I guess A. likes the Tomato Crazy, because he was determined to find a way to water the garden with the lake pump. The lake pump pumps out a lot more water than your average garden hose. You can't just train the flow of water onto the plants; they would wash away. So instead, he dug a trench along the sides of the garden, and then used the hoe to carve out some more trenches nearer the plants so the water would flow in between them. It worked really well. And A. was SO HAPPY wandering around with the hoe, digging this trench a little deeper, filling that one in to reduce the flow to this particular plant. He hasn't had so much fun in a long time.

Admit it--this is pretty cool.

This is apparently how the date groves are watered in Saudi Arabia, where A. lived when he was young. It appears that young A. soaked up (geddit? soaked? HAAA) some lessons in irrigation during these formative years. So I predict that A. will be taking much more of an interest in the vegetable garden this year. At least as long as he gets to construct tunnels and dams in it.

Boys.

Monday, May 25, 2009

Remembrance

Please go read last year's Memorial Day post, and take your moment for reflection. Thank you.

Sunday, May 24, 2009

More Garden Stuff--BECAUSE YOU LOVE IT

And if you don't, humor me.

Yesterday I planted the purple cabbage plants. This involved digging up a patch of ground that hadn't been tilled, because there were some over-wintered spinach plants in there that I wasn't ready to pull out when the rest of the garden was tilled. But they were starting to bolt anyway (meaning go to seed, which is when they become bitter and inedible), so I yanked them out and dug up the area. It was really weedy, so I had to dig it up and pull all the weeds out, too. And they were really good weeds, like dandelions, which have tap roots that I'm pretty sure go to China. Fun!

BUT ANYWAY.

After the digging, hoeing, and raking were all completed, the purple cabbages went in. I left in one small chard plant that had been just starting to grow there, because I didn't have the heart to yank it out just as it started to get going. I'm such a sucker.
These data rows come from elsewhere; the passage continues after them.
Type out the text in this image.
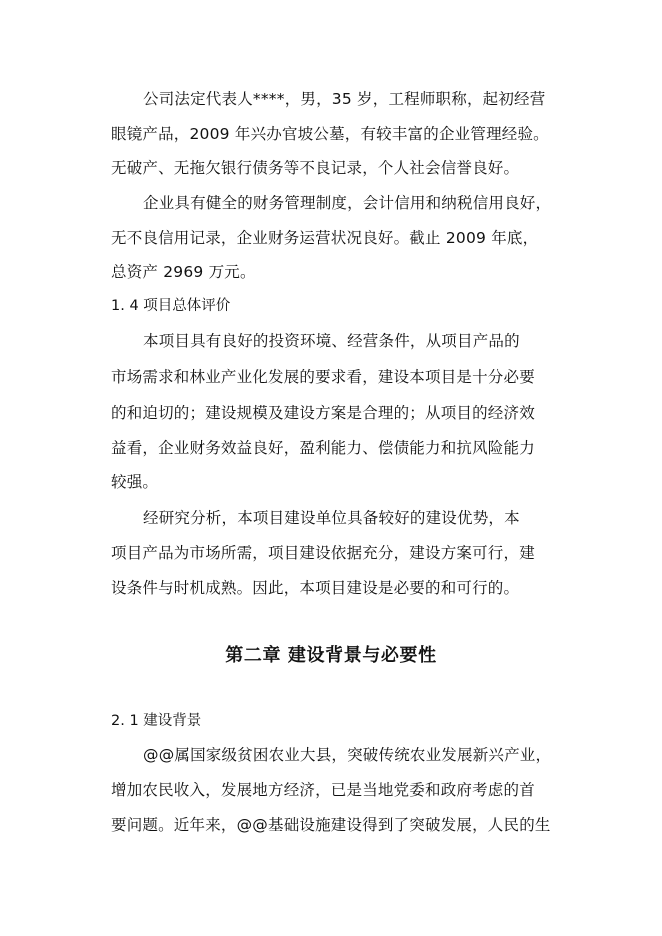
公司法定代表人****，男，35 岁，工程师职称，起初经营
眼镜产品，2009 年兴办官坡公墓，有较丰富的企业管理经验。
无破产、无拖欠银行债务等不良记录，个人社会信誉良好。
企业具有健全的财务管理制度，会计信用和纳税信用良好，
无不良信用记录，企业财务运营状况良好。截止 2009 年底，
总资产 2969 万元。
1. 4 项目总体评价
本项目具有良好的投资环境、经营条件，从项目产品的
市场需求和林业产业化发展的要求看，建设本项目是十分必要
的和迫切的；建设规模及建设方案是合理的；从项目的经济效
益看，企业财务效益良好，盈利能力、偿债能力和抗风险能力
较强。
经研究分析，本项目建设单位具备较好的建设优势，本
项目产品为市场所需，项目建设依据充分，建设方案可行，建
设条件与时机成熟。因此，本项目建设是必要的和可行的。
第二章 建设背景与必要性
2. 1 建设背景
@@属国家级贫困农业大县，突破传统农业发展新兴产业，
增加农民收入，发展地方经济，已是当地党委和政府考虑的首
要问题。近年来，@@基础设施建设得到了突破发展，人民的生
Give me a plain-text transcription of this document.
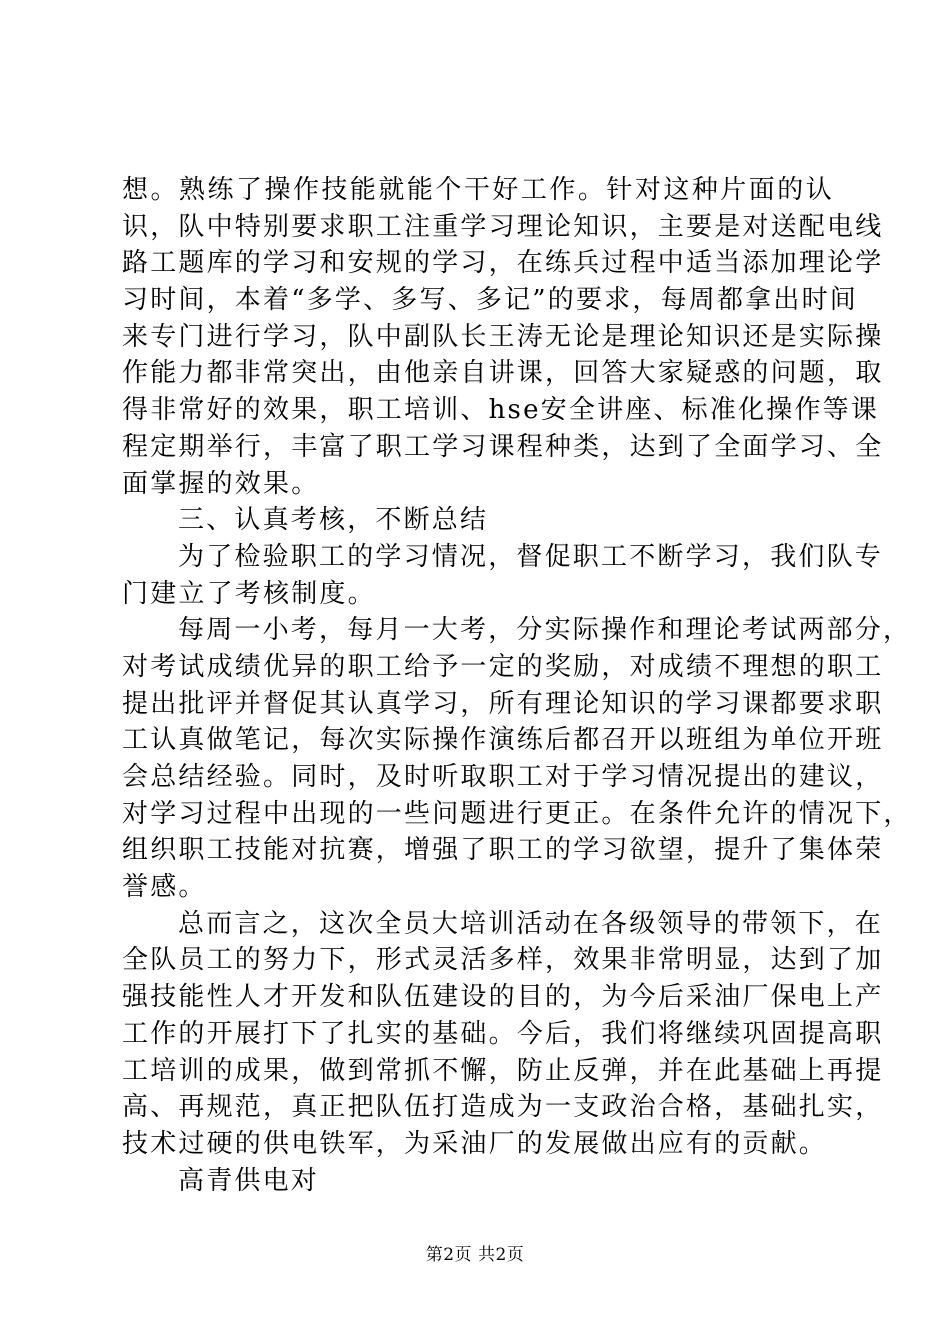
想。熟练了操作技能就能个干好工作。针对这种片面的认
识，队中特别要求职工注重学习理论知识，主要是对送配电线
路工题库的学习和安规的学习，在练兵过程中适当添加理论学
习时间，本着“多学、多写、多记”的要求，每周都拿出时间
来专门进行学习，队中副队长王涛无论是理论知识还是实际操
作能力都非常突出，由他亲自讲课，回答大家疑惑的问题，取
得非常好的效果，职工培训、hse安全讲座、标准化操作等课
程定期举行，丰富了职工学习课程种类，达到了全面学习、全
面掌握的效果。
三、认真考核，不断总结
为了检验职工的学习情况，督促职工不断学习，我们队专
门建立了考核制度。
每周一小考，每月一大考，分实际操作和理论考试两部分，
对考试成绩优异的职工给予一定的奖励，对成绩不理想的职工
提出批评并督促其认真学习，所有理论知识的学习课都要求职
工认真做笔记，每次实际操作演练后都召开以班组为单位开班
会总结经验。同时，及时听取职工对于学习情况提出的建议，
对学习过程中出现的一些问题进行更正。在条件允许的情况下，
组织职工技能对抗赛，增强了职工的学习欲望，提升了集体荣
誉感。
总而言之，这次全员大培训活动在各级领导的带领下，在
全队员工的努力下，形式灵活多样，效果非常明显，达到了加
强技能性人才开发和队伍建设的目的，为今后采油厂保电上产
工作的开展打下了扎实的基础。今后，我们将继续巩固提高职
工培训的成果，做到常抓不懈，防止反弹，并在此基础上再提
高、再规范，真正把队伍打造成为一支政治合格，基础扎实，
技术过硬的供电铁军，为采油厂的发展做出应有的贡献。
高青供电对
第2页 共2页
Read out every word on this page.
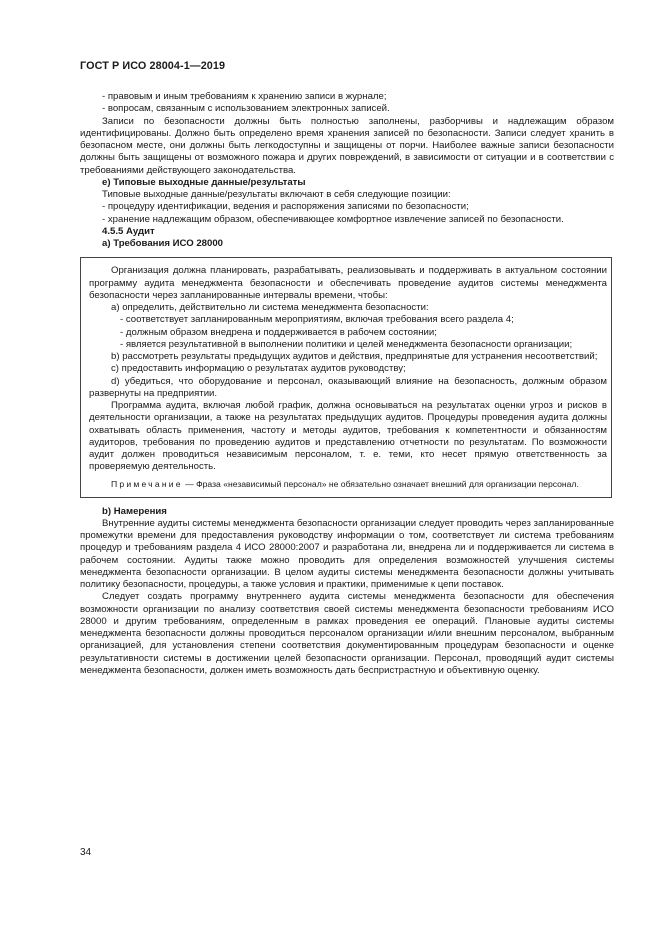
ГОСТ Р ИСО 28004-1—2019

- правовым и иным требованиям к хранению записи в журнале;

- вопросам, связанным с использованием электронных записей.

Записи по безопасности должны быть полностью заполнены, разборчивы и надлежащим образом идентифицированы. Должно быть определено время хранения записей по безопасности. Записи следует хранить в безопасном месте, они должны быть легкодоступны и защищены от порчи. Наиболее важные записи безопасности должны быть защищены от возможного пожара и других повреждений, в зависимости от ситуации и в соответствии с требованиями действующего законодательства.

e) Типовые выходные данные/результаты

Типовые выходные данные/результаты включают в себя следующие позиции:

- процедуру идентификации, ведения и распоряжения записями по безопасности;

- хранение надлежащим образом, обеспечивающее комфортное извлечение записей по безопасности.

4.5.5 Аудит

a) Требования ИСО 28000

Организация должна планировать, разрабатывать, реализовывать и поддерживать в актуальном состоянии программу аудита менеджмента безопасности и обеспечивать проведение аудитов системы менеджмента безопасности через запланированные интервалы времени, чтобы:

a) определить, действительно ли система менеджмента безопасности:

- соответствует запланированным мероприятиям, включая требования всего раздела 4;

- должным образом внедрена и поддерживается в рабочем состоянии;

- является результативной в выполнении политики и целей менеджмента безопасности организации;

b) рассмотреть результаты предыдущих аудитов и действия, предпринятые для устранения несоответствий;

c) предоставить информацию о результатах аудитов руководству;

d) убедиться, что оборудование и персонал, оказывающий влияние на безопасность, должным образом развернуты на предприятии.

Программа аудита, включая любой график, должна основываться на результатах оценки угроз и рисков в деятельности организации, а также на результатах предыдущих аудитов. Процедуры проведения аудита должны охватывать область применения, частоту и методы аудитов, требования к компетентности и обязанностям аудиторов, требования по проведению аудитов и представлению отчетности по результатам. По возможности аудит должен проводиться независимым персоналом, т. е. теми, кто несет прямую ответственность за проверяемую деятельность.

Примечание — Фраза «независимый персонал» не обязательно означает внешний для организации персонал.

b) Намерения

Внутренние аудиты системы менеджмента безопасности организации следует проводить через запланированные промежутки времени для предоставления руководству информации о том, соответствует ли система требованиям процедур и требованиям раздела 4 ИСО 28000:2007 и разработана ли, внедрена ли и поддерживается ли система в рабочем состоянии. Аудиты также можно проводить для определения возможностей улучшения системы менеджмента безопасности организации. В целом аудиты системы менеджмента безопасности должны учитывать политику безопасности, процедуры, а также условия и практики, применимые к цепи поставок.

Следует создать программу внутреннего аудита системы менеджмента безопасности для обеспечения возможности организации по анализу соответствия своей системы менеджмента безопасности требованиям ИСО 28000 и другим требованиям, определенным в рамках проведения ее операций. Плановые аудиты системы менеджмента безопасности должны проводиться персоналом организации и/или внешним персоналом, выбранным организацией, для установления степени соответствия документированным процедурам безопасности и оценке результативности системы в достижении целей безопасности организации. Персонал, проводящий аудит системы менеджмента безопасности, должен иметь возможность дать беспристрастную и объективную оценку.

34
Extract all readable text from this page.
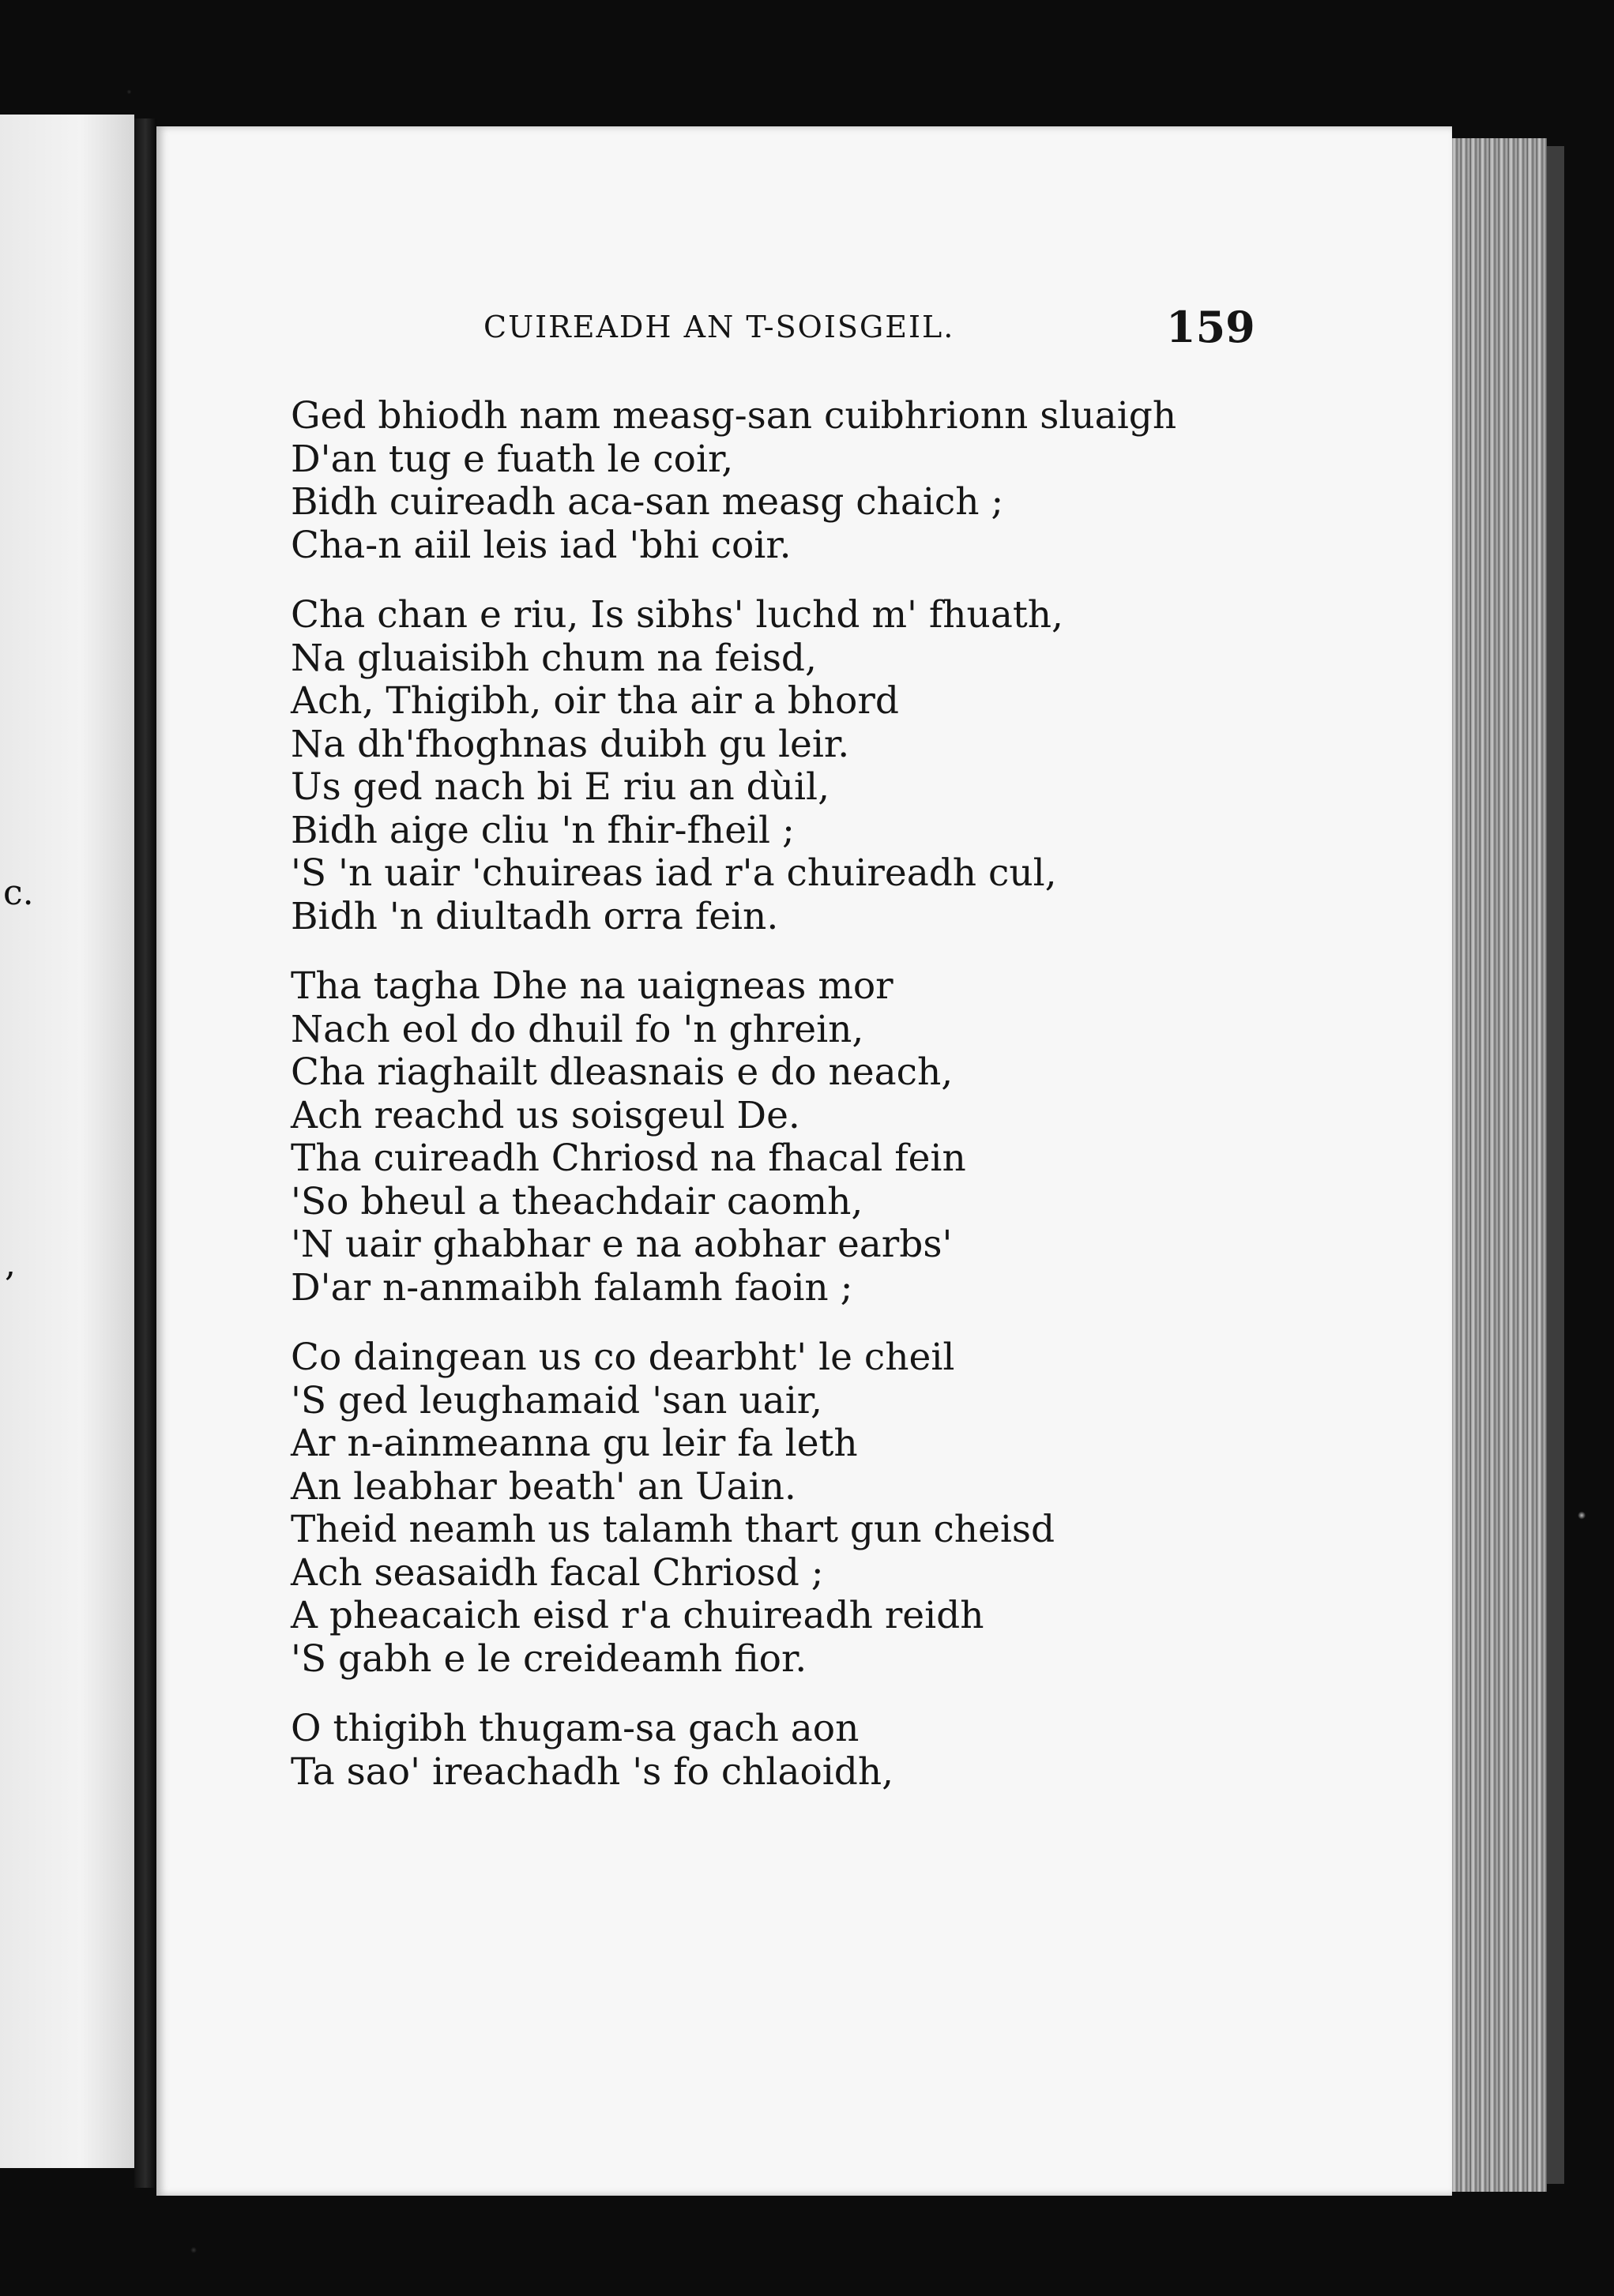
c.
,
CUIREADH AN T-SOISGEIL.	159
Ged bhiodh nam measg-san cuibhrionn sluaigh
D'an tug e fuath le coir,
Bidh cuireadh aca-san measg chaich ;
Cha-n aiil leis iad 'bhi coir.
Cha chan e riu, Is sibhs' luchd m' fhuath,
Na gluaisibh chum na feisd,
Ach, Thigibh, oir tha air a bhord
Na dh'fhoghnas duibh gu leir.
Us ged nach bi E riu an dùil,
Bidh aige cliu 'n fhir-fheil ;
'S 'n uair 'chuireas iad r'a chuireadh cul,
Bidh 'n diultadh orra fein.
Tha tagha Dhe na uaigneas mor
Nach eol do dhuil fo 'n ghrein,
Cha riaghailt dleasnais e do neach,
Ach reachd us soisgeul De.
Tha cuireadh Chriosd na fhacal fein
'So bheul a theachdair caomh,
'N uair ghabhar e na aobhar earbs'
D'ar n-anmaibh falamh faoin ;
Co daingean us co dearbht' le cheil
'S ged leughamaid 'san uair,
Ar n-ainmeanna gu leir fa leth
An leabhar beath' an Uain.
Theid neamh us talamh thart gun cheisd
Ach seasaidh facal Chriosd ;
A pheacaich eisd r'a chuireadh reidh
'S gabh e le creideamh fior.
O thigibh thugam-sa gach aon
Ta sao' ireachadh 's fo chlaoidh,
More than one person has asked me what kinds of tomatoes I put in. The varieties change every year, depending on what's caught our eye in the catalogs over the winter. We're impulse tomato seed buyers. Better than impulse car buyers or something, I guess. Anyway, this year, I have in Black Krim, Jet Star, Primetime, Giant Tree, Celebrity, Baby Cakes, Kellogg's Breakfast, Stupice, Roma, and San Marzano. And I'm not going to post all the descriptions of what those are, because A) I am too lazy to cut and paste that much, and B) I'm assuming most of you don't really care and those of you who do can look them up yourself.

So with that pleasant directive, I wish you a happy Sunday, duckies!